Ok, admettons, ça fait chier un tas de monde de voir débouler sur les plages des femmes habillées de pied en cap. Et ça glose sur ce sujet, et ça pond des arrêtés, et ça donne son avis à tous les coins de rue et de micro... Ben voyons ! C’est sûr que c’est plus agréable à l’oeil de voir des femmes à poil se dorer la pilule, soumises qu’elles sont à un autre diktat : celui du bronzage intégral, incessamment rabâché à chaque veille de l’été par des magazines qui appartiennent tous à qui-vous-savez et qui font marché le business de la crème solaire. A ce propos, nos concitoyennes musulmanes n’en choperont pas un mélanome, elles.
Bon, c’est évident que tout signe d’obscurantisme est ennuyeux à constater. Mais y a-t-il quelque chose de plus risible que cette montée en épingle d’un truc aussi futile, fut-il partie d’un tout plus inquiétant. Ces femmes sont aussi des mamans, et donc parce que leur tenue ne convient pas à nos mirettes de laïcs, on leur interdit un des seuls plaisirs qui reste dans cette société de merde : celui de se tremper les pieds dans l’eau et de regarder nos enfants se fendre la poire et apprendre à nager... Non, à Nice et dans d’autres villes de ce sud-est au ciel de plus en plus brun, on le leur interdit, tout bonnement. Sauf à s’habiller en jean Levi’s, et en t-shirt Adidas. Le culte des marques étant plus acceptable que la pudeur musulmane. Que leur reste-t-il alors ? Rentrer chez elle et regarder la télé ? Ou pire encore, se gaver de propagande à deux balles.
Alors oui, on peut être horrifié par un maillot de bain intégral, c’est toujours plus communicatif que d’être accablé par les morts d’une guerre lointaine, à moins qu’ils viennent crever sur nos plages. Toujours est-il que le fond du problème est loin d’être là, je dirais même qu’une fois encore le monde politico-médiatique et le gigantesque troupeau de veaux qui communie à 13 et 20 heures devant ce tas de fumier qu’est la téloche, ont tout faux. Mais comme les premiers ont fait de hautes études, on se doute bien que c’est calculé. Oui, les veaux, tout faux. La question qu’on devrait se poser, tout en connaissant la réponse, c’est celle qui chercherait la raison pour laquelle une frange de la population se retourne vers l’obscurantisme de la religion, fut-elle l’Islam ou une autre. Or, il ne devrait pas être difficile de trouver écrit quelque part que plus une société est dure, que plus celle-ci ôte des droits à ses citoyens, que plus elle les persécute et les marginalise, plus certains se tourneront vers un espoir, une promesse illusoire, mais la dernière qu’ils croient pouvoir intérieurement et librement avoir, celle de se remettre à croire en un dieu qui lui, au-moins, fournit des règles simples à suivre et jure le bonheur éternel, seulement, après la mort, pas dans cette vie qui pour beaucoup est un quotidien de galérien et de galeux.
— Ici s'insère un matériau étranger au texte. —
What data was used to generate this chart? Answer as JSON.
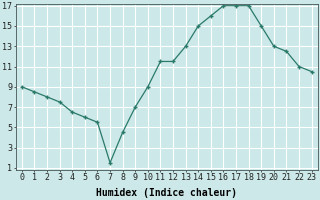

C’est vrai que les musulmans n’ont pas fait ce travail de modernisation du Coran pour en modérer les propos ou les rendre moins propices à une multitude d’interprétations, de la plus pacifique à la plus meurtrière, mais ils n’en ont pas eu le loisir, vidés de leur substance par des siècles d’oppression, de rejet, de colonisation dans leurs pays, d’exploitation, de mépris et de racisme dans les pays qui les ont appelés ou accueillis, au mépris même de la richesse faramineuse de leur culture et de ce qu’elle a apporté à l’Occident, et en niant, en effaçant même le moindre fait historique qui puisse la mettre en lumière ou éclaircir le mal que nos pays leur ont fait par le passé.
Alors, moi, je suis prêt à accepter qu’une femme aille se baigner en se couvrant une partie du corps si sa religion le lui demande, si seulement on pouvait lui rendre sa dignité de citoyenne en améliorant son quotidien de femme et de mère de famille, pour qu’elle n’ait plus à subir les nombreuses humiliations venant d’autres citoyens qui se croient de souche. Je suis sûr que si elle se sentait admis dans une société qui la respecte, elle et sa culture, qui respecte ses ancêtres pour ce qu’ils ont aussi fait pour la France, qu’on offre à ses enfants les mêmes chances de réussite et d’emploi que les autres, alors peut-être bien qu’un jour elle finirait par oublier de se couvrir pour sortir, que son mari n’y penserait même plus parce qu’il serait heureux et fier d’être français. Ce serait bien plus efficace que leurs arrêtés minables et leurs prétendues indignations, toujours à géométrie variable.
Mais ils ont besoin de haine, les cons, et ils l’obtiennent.